In my low-alloc low-latency APIs, I support both string structures and inline strings and use C++ templates and enable_if/concept to simplify implementation, with special handling for rvalue refs.

[–]XtremeGoose 2 points3 points  (3 children)

We're talking about designing c right? This is the 60s, win64 doesn't exist yet so I'd imagine calling conventions would have been around fat pointers in this alternative history.

I don't think cache locality matters if you're, say, iterating over the string because you'd almost certainly just hold that in a register. And lots of operations on strings only care about the length, not the actual data so you'll be avoiding indirection in lots of cases.

There's a reason modern string types are designed this way.

[–]evaned 0 points1 point  (1 child)

We're talking about designing c right? This is the 60s, win64 doesn't exist yet

I'd kind of say... "no", actually.

TFA is talking about the approach that he's taking with the project that he's writing now, without (at least direct) use of the cstdlib string functions.
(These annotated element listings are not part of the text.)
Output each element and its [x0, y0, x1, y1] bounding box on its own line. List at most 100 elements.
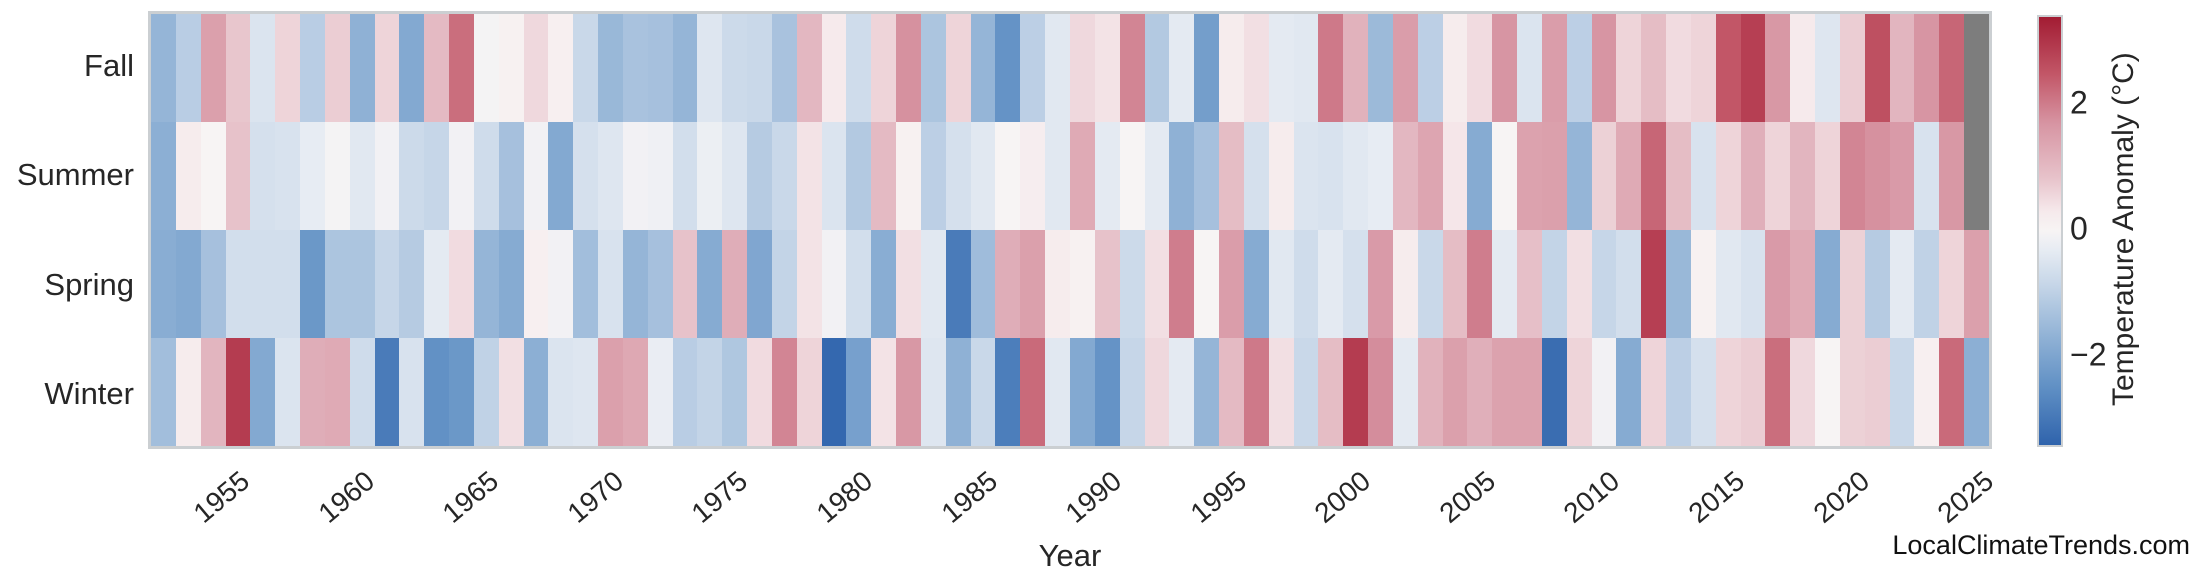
- heatmap-cell: [672, 14, 698, 122]
- heatmap-cell: [1045, 14, 1070, 122]
- heatmap-cell: [324, 338, 350, 446]
- heatmap-cell: [424, 230, 450, 338]
- heatmap-cell: [1939, 122, 1965, 230]
- heatmap-cell: [1268, 122, 1294, 230]
- heatmap-cell: [498, 230, 524, 338]
- heatmap-cell: [647, 230, 673, 338]
- heatmap-cell: [1492, 14, 1518, 122]
- heatmap-cell: [1343, 230, 1369, 338]
- heatmap-cell: [1442, 14, 1468, 122]
- heatmap-cell: [225, 14, 251, 122]
- heatmap-cell: [1765, 338, 1791, 446]
- heatmap-cell: [473, 338, 499, 446]
- heatmap-cell: [945, 14, 971, 122]
- heatmap-cell: [920, 230, 946, 338]
- heatmap-cell: [523, 14, 549, 122]
- heatmap-cell: [1889, 230, 1915, 338]
- heatmap-cell: [1268, 230, 1294, 338]
- x-axis-title: Year: [1038, 538, 1102, 573]
- heatmap-cell: [349, 14, 375, 122]
- heatmap-cell: [1417, 122, 1443, 230]
- heatmap-cell: [1144, 122, 1170, 230]
- colorbar-title: Temperature Anomaly (°C): [2107, 52, 2140, 406]
- heatmap-cell: [1368, 122, 1393, 230]
- heatmap-cell: [1467, 338, 1493, 446]
- heatmap-cell: [1541, 14, 1567, 122]
- heatmap-cell: [1268, 338, 1294, 446]
- heatmap-cell: [523, 338, 549, 446]
- heatmap-cell: [449, 122, 474, 230]
- heatmap-cell: [970, 122, 996, 230]
- heatmap-cell: [920, 14, 946, 122]
- heatmap-cell: [200, 14, 226, 122]
- heatmap-cell: [449, 338, 474, 446]
- heatmap-cell: [250, 14, 276, 122]
- heatmap-cell: [175, 338, 201, 446]
- heatmap-cell: [548, 14, 574, 122]
- heatmap-cell: [1666, 14, 1691, 122]
- heatmap-cell: [1467, 122, 1493, 230]
- heatmap-cell: [1541, 230, 1567, 338]
- heatmap-cell: [622, 230, 648, 338]
- heatmap-cell: [1119, 14, 1145, 122]
- heatmap-cell: [300, 338, 325, 446]
- heatmap-cell: [1666, 338, 1691, 446]
- heatmap-cell: [1566, 338, 1592, 446]
- heatmap-cell: [1790, 14, 1816, 122]
- heatmap-cell: [250, 122, 276, 230]
- heatmap-cell: [1815, 230, 1840, 338]
- heatmap-cell: [225, 230, 251, 338]
- heatmap-cell: [1566, 230, 1592, 338]
- heatmap-cell: [324, 230, 350, 338]
- heatmap-cell: [970, 338, 996, 446]
- heatmap-cell: [1541, 122, 1567, 230]
- heatmap-cell: [573, 230, 599, 338]
- heatmap-cell: [1864, 338, 1890, 446]
- heatmap-cell: [275, 230, 301, 338]
- heatmap-cell: [1839, 338, 1865, 446]
- heatmap-cell: [473, 230, 499, 338]
- heatmap-cell: [498, 14, 524, 122]
- heatmap-cell: [1591, 230, 1617, 338]
- heatmap-cell: [1219, 122, 1244, 230]
- x-tick-label: 1970: [561, 465, 629, 529]
- heatmap-cell: [200, 122, 226, 230]
- colorbar: [2037, 15, 2063, 447]
- heatmap-cell: [1069, 14, 1095, 122]
- heatmap-cell: [1467, 230, 1493, 338]
- heatmap-cell: [1094, 122, 1120, 230]
- row-label: Fall: [84, 47, 134, 83]
- heatmap-cell: [821, 338, 847, 446]
- heatmap-cell: [523, 122, 549, 230]
- heatmap-cell: [1740, 230, 1766, 338]
- heatmap-cell: [424, 14, 450, 122]
- heatmap-cell: [1094, 230, 1120, 338]
- heatmap-cell: [200, 230, 226, 338]
- heatmap-cell: [722, 14, 748, 122]
- heatmap-cell: [399, 230, 425, 338]
- colorbar-tick-label: 0: [2070, 210, 2088, 247]
- heatmap-cell: [622, 14, 648, 122]
- heatmap-cell: [697, 122, 723, 230]
- heatmap-cell: [548, 122, 574, 230]
- heatmap-cell: [1069, 122, 1095, 230]
- heatmap-cell: [1219, 14, 1244, 122]
- x-tick-label: 1990: [1059, 465, 1128, 529]
- heatmap-cell: [1492, 338, 1518, 446]
- heatmap-cell: [1914, 14, 1940, 122]
- heatmap-cell: [449, 230, 474, 338]
- heatmap-cell: [846, 230, 872, 338]
- heatmap-cell: [1169, 230, 1195, 338]
- heatmap-cell: [1045, 230, 1070, 338]
- heatmap-cell: [771, 14, 797, 122]
- heatmap-cell: [324, 122, 350, 230]
- heatmap-cell: [846, 14, 872, 122]
- heatmap-cell: [473, 14, 499, 122]
- heatmap-cell: [722, 338, 748, 446]
- heatmap-cell: [647, 14, 673, 122]
- heatmap-cell: [1467, 14, 1493, 122]
- heatmap-cell: [1616, 338, 1642, 446]
- heatmap-cell: [1641, 122, 1667, 230]
- heatmap-cell: [1442, 230, 1468, 338]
His choices are not bound by what C choose to do in the 60s, and Win64 does exist now.

[–]Ameisen -1 points0 points  (0 children)

Looking at the PDP-7 architecture, I feel like using a nul char to indicate the end of a string was absolutely the right decision. They could have possibly gotten away with an 18-bit length, but the ISA really doesn't make doing that 'nice'. It doesn't have GPRs, and this would all largely be handled directly via memory access (cycle time was 1.75 ms). You really don't want to have to have been fetching a different address/offset for every loop iteration in this case, as that would halve the operation's speed, if not worse (as reading character data and reading length data would have been competing for the memory buffer register).

[–]Ameisen 0 points1 point  (0 children)

We're talking about designing c right? This is the 60s, win64 doesn't exist yet so I'd imagine calling conventions would have been around fat pointers in this alternative history.

I mean, we can knock ourselves out:

I could ask some people I know about the specifics of how the PDP-7 was used for procedure calls.

It doesn't have many instructions, and it only has a handful of registers - and they're not general-purpose registers (I believe that the PDP-11 introduced those to the PDP line).

If you look at the PDP-7's architecture, it makes sense that they used a NUL to indicate the end of a string, since that's largely how the CPU worked.

I don't think cache locality matters if you're, say, iterating over the string because you'd almost certainly just hold that in a register.

How do you think that the data ends up in the register (and it almost certainly is not in a register, at least on x86)?

The length value may be in-register depending on ABI, as may the data pointer. You will have to read from memory to actually access the data pointer's data, though. On x86, that includes some fun L1/L2 cache interactions.

There's a reason modern string types are designed this way.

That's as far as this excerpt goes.